The Bush administration is being temporarily barred from imposing new limits on imported clothing and textile products flowing into the United States from China.

The action by a federal court in New York comes as U.S. textile makers brace for an even greater surge of Chinese apparel imports when decades-old, worldwide quotas expire Saturday.

U.S. textile and clothing manufacturers, worried about more competition coming from China, are seeking protections from the administration to limit Chinese imports. Industry officials decried the action, saying it could further hurt beleaguered U.S. factory jobs.

Importers of Chinese goods and the retailers that buy apparel and textiles made in China hailed the judge's decision.

Judge Richard Goldberg of the U.S. Court of International Trade in New York on Thursday issued a preliminary injunction that temporarily bars the administration from considering petitions seeking restrictions on imports of clothing and textiles from China.

The U.S. Association of Importers of Textiles and Apparel, whose members include J.C. Penney, Liz Claiborne and other retailers, sought the injunction. The Bush administration opposed the group's request.

The issue of trade with China has been politically touchy for the administration. Democrats have accused President Bush of not doing enough to protect American workers from unfair foreign competition.

The administration has been pressing China to let its currency, the yuan, be set in open markets. U.S. manufacturers claims Beijing's currency policies give Chinese companies a big competitive advantage over U.S. companies.

Petitions seeking limits on Chinese textile and apparel imports are permissible under a special provision of the agreement China signed to gain entry into the World Trade Organization in late 2001. The United States can impose temporary restrictions on such imports from China if those products are threatening market disruptions.

The petitions seeking to restrict Chinese imports are reviewed by the Committee for the Implementation of Textile Agreements, or CITA, an interagency group composed of officials of the departments of Commerce, State, Labor, Treasury and the office U.S. Trade Representative Robert Zoellick.

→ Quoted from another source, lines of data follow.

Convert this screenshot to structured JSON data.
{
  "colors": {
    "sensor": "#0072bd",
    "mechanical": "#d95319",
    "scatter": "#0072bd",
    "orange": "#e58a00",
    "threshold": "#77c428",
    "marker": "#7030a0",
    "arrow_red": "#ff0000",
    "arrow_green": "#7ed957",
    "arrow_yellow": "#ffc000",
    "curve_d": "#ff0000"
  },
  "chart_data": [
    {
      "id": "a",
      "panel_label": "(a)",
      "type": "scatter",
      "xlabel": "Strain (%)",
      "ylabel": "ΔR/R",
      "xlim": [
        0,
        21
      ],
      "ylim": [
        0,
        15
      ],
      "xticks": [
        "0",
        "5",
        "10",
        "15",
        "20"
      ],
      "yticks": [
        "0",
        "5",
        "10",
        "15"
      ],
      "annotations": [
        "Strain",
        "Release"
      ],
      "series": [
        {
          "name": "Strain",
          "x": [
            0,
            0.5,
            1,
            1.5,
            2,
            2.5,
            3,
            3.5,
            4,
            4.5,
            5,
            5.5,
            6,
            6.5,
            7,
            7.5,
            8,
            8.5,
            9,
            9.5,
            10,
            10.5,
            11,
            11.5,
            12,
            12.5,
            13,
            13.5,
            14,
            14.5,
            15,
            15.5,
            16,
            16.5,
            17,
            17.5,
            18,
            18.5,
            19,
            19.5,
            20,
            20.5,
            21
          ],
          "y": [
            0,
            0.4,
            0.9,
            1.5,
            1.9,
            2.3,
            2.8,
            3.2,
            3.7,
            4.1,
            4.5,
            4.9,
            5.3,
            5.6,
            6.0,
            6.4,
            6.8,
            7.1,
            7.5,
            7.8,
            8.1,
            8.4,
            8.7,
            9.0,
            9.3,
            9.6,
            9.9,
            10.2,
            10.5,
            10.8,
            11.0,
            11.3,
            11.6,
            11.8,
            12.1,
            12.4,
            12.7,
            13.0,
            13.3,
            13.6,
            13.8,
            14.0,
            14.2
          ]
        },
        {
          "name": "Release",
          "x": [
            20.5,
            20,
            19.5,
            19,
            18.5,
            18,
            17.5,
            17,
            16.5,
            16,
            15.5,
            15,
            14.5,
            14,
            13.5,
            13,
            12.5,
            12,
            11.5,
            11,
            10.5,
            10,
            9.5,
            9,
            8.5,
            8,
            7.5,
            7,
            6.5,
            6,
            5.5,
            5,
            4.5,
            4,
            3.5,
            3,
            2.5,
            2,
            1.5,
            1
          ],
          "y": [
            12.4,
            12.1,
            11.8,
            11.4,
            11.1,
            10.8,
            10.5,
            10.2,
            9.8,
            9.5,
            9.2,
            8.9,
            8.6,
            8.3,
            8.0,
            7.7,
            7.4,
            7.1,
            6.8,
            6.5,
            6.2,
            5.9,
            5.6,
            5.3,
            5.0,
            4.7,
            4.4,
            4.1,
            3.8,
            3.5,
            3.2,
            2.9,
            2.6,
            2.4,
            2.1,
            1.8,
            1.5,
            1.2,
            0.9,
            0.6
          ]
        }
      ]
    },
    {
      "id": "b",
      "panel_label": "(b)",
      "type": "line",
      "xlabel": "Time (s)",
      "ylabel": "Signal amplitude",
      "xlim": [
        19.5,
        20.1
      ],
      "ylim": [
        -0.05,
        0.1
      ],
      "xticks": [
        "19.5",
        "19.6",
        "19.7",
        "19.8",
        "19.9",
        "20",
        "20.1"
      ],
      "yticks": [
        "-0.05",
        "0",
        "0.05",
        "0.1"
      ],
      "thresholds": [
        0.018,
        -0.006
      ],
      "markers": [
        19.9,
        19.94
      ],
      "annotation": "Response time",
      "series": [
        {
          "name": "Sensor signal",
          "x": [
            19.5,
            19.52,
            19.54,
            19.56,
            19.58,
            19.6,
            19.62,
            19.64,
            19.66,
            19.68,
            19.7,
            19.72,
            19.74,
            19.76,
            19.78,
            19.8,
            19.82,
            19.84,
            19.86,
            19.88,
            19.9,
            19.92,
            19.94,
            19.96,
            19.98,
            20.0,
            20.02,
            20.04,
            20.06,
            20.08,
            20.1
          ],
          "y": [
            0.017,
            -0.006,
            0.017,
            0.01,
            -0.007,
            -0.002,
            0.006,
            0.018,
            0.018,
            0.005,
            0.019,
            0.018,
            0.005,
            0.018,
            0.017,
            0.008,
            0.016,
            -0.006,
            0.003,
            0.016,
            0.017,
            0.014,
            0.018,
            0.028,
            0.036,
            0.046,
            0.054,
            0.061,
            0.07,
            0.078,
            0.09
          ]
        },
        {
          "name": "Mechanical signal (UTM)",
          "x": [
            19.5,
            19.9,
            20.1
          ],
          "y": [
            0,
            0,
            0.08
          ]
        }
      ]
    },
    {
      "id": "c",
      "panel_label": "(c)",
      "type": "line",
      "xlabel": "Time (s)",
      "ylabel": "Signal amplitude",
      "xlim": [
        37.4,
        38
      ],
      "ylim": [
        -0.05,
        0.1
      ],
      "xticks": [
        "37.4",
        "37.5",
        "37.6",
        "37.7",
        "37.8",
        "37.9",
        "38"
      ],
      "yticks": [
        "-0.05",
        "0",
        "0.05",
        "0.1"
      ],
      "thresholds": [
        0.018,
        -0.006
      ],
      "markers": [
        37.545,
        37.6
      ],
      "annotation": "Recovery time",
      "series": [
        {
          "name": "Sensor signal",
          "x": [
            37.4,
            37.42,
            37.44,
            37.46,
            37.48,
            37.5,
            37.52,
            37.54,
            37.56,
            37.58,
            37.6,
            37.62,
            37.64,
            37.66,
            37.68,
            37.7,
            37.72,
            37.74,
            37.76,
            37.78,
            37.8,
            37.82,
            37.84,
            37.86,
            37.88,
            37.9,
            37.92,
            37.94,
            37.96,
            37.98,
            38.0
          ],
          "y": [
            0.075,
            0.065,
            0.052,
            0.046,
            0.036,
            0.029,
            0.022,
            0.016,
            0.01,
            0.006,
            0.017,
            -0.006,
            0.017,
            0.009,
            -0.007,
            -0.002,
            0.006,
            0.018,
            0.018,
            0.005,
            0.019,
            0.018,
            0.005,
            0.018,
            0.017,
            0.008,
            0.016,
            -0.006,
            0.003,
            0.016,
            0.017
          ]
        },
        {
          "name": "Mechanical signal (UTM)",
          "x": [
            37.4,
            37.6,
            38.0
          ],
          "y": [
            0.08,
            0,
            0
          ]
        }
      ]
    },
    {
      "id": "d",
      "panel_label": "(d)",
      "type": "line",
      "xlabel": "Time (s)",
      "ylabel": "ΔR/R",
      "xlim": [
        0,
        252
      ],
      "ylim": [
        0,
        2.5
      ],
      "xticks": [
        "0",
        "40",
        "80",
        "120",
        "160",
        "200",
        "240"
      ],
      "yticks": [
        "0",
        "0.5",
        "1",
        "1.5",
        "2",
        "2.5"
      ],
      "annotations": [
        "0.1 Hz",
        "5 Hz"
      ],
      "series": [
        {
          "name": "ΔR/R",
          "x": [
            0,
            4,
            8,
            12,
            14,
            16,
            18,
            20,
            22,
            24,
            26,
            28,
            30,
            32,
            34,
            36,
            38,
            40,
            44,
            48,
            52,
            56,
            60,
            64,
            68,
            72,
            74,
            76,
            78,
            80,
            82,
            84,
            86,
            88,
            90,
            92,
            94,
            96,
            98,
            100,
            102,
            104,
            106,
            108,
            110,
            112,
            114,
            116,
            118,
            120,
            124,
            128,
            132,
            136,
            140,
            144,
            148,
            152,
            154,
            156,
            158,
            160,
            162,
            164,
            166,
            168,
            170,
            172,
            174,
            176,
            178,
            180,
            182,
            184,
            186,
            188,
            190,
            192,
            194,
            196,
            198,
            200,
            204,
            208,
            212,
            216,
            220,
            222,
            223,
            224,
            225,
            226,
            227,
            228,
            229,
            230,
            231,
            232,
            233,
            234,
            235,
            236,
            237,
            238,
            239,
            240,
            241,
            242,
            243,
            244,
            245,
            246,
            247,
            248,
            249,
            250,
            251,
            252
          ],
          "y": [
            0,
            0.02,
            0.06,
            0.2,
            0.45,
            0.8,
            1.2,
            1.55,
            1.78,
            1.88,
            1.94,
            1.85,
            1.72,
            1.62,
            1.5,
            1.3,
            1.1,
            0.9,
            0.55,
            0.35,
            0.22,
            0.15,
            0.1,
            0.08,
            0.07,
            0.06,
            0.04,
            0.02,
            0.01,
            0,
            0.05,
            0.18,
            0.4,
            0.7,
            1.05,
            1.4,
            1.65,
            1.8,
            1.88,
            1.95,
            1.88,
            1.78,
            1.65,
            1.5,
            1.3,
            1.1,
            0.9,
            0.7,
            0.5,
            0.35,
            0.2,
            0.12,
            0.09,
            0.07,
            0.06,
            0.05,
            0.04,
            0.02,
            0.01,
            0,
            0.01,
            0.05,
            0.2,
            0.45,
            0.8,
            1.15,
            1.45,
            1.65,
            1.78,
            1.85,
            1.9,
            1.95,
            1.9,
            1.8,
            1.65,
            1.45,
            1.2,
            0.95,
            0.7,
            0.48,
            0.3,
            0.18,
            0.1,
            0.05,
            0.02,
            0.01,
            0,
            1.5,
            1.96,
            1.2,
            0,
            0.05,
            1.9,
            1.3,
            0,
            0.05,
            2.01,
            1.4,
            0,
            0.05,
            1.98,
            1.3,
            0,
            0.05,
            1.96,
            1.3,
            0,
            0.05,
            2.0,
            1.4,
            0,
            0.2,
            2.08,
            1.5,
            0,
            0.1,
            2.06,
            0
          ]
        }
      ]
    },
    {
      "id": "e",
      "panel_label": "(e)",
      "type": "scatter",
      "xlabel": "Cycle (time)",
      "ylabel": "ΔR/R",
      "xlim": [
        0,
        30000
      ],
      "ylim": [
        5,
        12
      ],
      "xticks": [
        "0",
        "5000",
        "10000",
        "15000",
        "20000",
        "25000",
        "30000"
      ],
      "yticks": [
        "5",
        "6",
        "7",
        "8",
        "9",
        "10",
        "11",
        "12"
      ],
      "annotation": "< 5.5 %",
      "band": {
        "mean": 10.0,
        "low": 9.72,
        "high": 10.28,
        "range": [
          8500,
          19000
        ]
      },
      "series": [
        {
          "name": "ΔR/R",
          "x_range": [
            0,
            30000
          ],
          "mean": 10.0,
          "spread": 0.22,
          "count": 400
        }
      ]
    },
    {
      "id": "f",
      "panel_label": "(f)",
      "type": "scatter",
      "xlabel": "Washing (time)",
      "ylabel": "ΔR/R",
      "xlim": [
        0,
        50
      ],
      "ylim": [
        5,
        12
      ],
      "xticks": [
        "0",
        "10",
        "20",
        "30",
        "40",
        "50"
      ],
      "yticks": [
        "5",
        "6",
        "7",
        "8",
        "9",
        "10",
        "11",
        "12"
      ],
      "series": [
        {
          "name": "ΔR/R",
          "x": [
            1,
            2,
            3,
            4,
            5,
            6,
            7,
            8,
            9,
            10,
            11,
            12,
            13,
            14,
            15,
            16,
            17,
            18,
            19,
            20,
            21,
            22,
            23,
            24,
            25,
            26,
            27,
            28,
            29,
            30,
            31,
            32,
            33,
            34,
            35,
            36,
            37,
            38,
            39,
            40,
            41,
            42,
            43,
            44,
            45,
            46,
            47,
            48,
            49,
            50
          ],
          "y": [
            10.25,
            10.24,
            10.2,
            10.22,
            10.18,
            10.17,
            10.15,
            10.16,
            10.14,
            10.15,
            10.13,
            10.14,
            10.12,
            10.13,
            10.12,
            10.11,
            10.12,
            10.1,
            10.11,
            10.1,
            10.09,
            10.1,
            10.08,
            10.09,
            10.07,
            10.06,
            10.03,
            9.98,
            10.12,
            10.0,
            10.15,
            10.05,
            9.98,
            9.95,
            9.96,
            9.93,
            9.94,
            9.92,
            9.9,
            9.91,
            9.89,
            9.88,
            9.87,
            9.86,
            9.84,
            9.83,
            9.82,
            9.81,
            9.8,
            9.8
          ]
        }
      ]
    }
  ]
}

USTR declined to comment on the judge's decision. Messages seeking comment were left for other members of the group which are defendants in the case.

Since October, the interagency group has accepted for consideration 12 requests for safeguards that allege the threat of market disruption by Chinese textile imports, according to court documents. The group hasn't acted on those requests, the court papers said.

The plaintiff in the case, the U.S. Association of Importers of Textiles and Apparel, contended that panel's mere acceptance of these requests have thrown a wrench in some companies' 2005 business plans. Some canceled orders in China and scrambled to find factories elsewhere, according to court documents.

Goldberg wrote that the plaintiff "raised sufficiently serious and difficult questions" to warrant a preliminary injunction.